From the mid-1990s until last year, units of the company paid kickbacks and bribes to win contracts from Iraq's government in the United Nations oil-for-food programme and for projects including commuter rail in Venezuela, mobile-phone networks in Bangladesh, power plants in Israel and traffic-control systems in Russia, Bloomberg reports.
Siemens set up a network in Bangladesh for state-run mobile operator TeleTalk in early 2003.
Siemens Chief Executive Officer Peter Loescher had acknowledged that the legal problems could have proved far more costly had it gone to court, AFP reports.
He said he was "happy and relieved to have negotiated this fantastic outcome in record time".
"This is for everyone at Siemens the best Christmas present," he told Tuesday's issue of the mass-market daily Bild.

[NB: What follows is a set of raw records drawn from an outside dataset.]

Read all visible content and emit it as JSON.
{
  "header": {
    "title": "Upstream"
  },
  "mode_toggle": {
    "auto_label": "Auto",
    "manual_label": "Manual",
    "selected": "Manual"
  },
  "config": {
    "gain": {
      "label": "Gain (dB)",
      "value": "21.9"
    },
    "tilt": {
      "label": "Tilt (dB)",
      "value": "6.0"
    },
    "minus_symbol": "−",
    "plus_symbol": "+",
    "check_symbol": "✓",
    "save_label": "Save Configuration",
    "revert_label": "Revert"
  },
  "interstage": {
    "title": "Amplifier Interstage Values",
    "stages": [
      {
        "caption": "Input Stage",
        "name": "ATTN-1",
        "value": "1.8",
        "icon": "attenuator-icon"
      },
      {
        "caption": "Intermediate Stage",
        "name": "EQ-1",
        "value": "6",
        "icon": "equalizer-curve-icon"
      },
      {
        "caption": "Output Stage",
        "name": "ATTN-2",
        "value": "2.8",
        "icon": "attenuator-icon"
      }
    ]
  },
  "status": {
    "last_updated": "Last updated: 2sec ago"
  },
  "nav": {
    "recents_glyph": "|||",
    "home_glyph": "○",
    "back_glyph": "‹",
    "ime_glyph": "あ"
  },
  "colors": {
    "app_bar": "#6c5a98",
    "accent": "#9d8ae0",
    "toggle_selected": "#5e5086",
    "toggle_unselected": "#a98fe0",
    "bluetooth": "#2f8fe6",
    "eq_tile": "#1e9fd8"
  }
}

Under the German settlement, prosecutors said Siemens would pay 395 million euros, on top of a fine of 201 million euros last year over charges it had run an elaborate bribe-and-kickback system to secure foreign contracts.
Under a separate US court settlement Monday, Siemens pleaded guilty to corruption charges and agreed to pay 800 million dollars to avoid prosecution.

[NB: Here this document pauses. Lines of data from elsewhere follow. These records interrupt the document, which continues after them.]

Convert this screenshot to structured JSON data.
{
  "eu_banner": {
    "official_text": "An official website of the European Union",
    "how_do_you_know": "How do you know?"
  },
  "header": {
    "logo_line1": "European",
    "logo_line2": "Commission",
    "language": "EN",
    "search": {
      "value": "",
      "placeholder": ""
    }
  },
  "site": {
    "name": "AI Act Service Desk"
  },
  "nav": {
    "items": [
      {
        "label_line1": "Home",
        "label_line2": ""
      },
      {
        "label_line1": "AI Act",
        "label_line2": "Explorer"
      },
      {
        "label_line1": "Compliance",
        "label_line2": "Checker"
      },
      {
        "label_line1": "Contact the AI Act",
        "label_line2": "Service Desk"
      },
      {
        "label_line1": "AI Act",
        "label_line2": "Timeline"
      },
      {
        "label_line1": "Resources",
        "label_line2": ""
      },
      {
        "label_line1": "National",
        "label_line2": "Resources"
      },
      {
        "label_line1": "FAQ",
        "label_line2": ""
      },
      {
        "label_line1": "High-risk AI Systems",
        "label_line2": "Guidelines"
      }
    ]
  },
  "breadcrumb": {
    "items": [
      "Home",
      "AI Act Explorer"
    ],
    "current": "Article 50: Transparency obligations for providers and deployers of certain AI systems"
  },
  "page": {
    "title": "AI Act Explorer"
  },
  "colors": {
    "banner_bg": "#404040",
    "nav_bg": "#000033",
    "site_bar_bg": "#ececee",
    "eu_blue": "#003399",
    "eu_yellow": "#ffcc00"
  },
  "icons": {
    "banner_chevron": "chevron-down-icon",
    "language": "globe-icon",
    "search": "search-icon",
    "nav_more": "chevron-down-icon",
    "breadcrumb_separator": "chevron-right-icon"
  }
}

The group was fined 450 million dollars and agreed to a 350-million-dollar settlement with the US Securities and Exchange Commission (SEC), according to court documents.

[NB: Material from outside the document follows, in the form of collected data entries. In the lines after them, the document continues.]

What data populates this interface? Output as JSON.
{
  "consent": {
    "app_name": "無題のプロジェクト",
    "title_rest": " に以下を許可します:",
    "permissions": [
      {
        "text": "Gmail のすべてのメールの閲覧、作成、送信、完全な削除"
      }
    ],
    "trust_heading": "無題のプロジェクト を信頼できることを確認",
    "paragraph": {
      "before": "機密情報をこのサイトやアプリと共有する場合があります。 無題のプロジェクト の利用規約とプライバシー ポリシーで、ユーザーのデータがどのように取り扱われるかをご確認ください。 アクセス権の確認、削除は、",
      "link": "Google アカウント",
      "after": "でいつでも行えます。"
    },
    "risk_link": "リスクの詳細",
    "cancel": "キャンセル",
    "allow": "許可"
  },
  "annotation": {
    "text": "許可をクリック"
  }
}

The scandal could have cost the company even more dearly, however, with speculation running rampant for months that the SEC alone could levy fines of several billion euros.
The 161-year-old conglomerate with activities from nuclear power stations to trains and light bulbs has acknowledged that up to 1.3 billion euros may have been used illegally to win foreign contracts.
Siemens, which employs some 400,000 people worldwide, found in an exhaustive internal investigation that the practice was widespread across its numerous divisions.
US authorities said Siemens had used slush funds, off-book accounting and delivered suitcases full of cash to bribe officials to secure contracts in Argentina, Bangladesh, Iraq and Venezuela.
"Today's filings make clear that for much of its operations across the globe, bribery was nothing less than standard operating procedure for Siemens," Acting US Assistant Attorney General Matthew Friedrich said in a statement.
Prosecutors have investigated around 300 people in connection with the affair and US authorities refused to rule out charges against Siemens executives.
"This investigation continues," Friedrich told a news conference when asked if some company officials could be indicted.
The case far surpassed the amount of money involved in similar corruption cases prosecuted by US authorities, said Linda Chatman Thomsen, director of the enforcement division of the Securities and Exchange Commission.
"This pattern of bribery by Siemens was unprecedented in scale and geographic reach," she said, saying the company had sought to bribe officials in Asia, Africa, Europe, the Middle East and the Americas.
The German group recently took provisions of one billion euros against potential fines in both Germany and the United States.
Since it erupted in late 2006, the scandal led to the resignation of a string of top managers, including chief executive Klaus Kleinfeld and his long-term predecessor and chairman of the board, Heinrich von Pierer.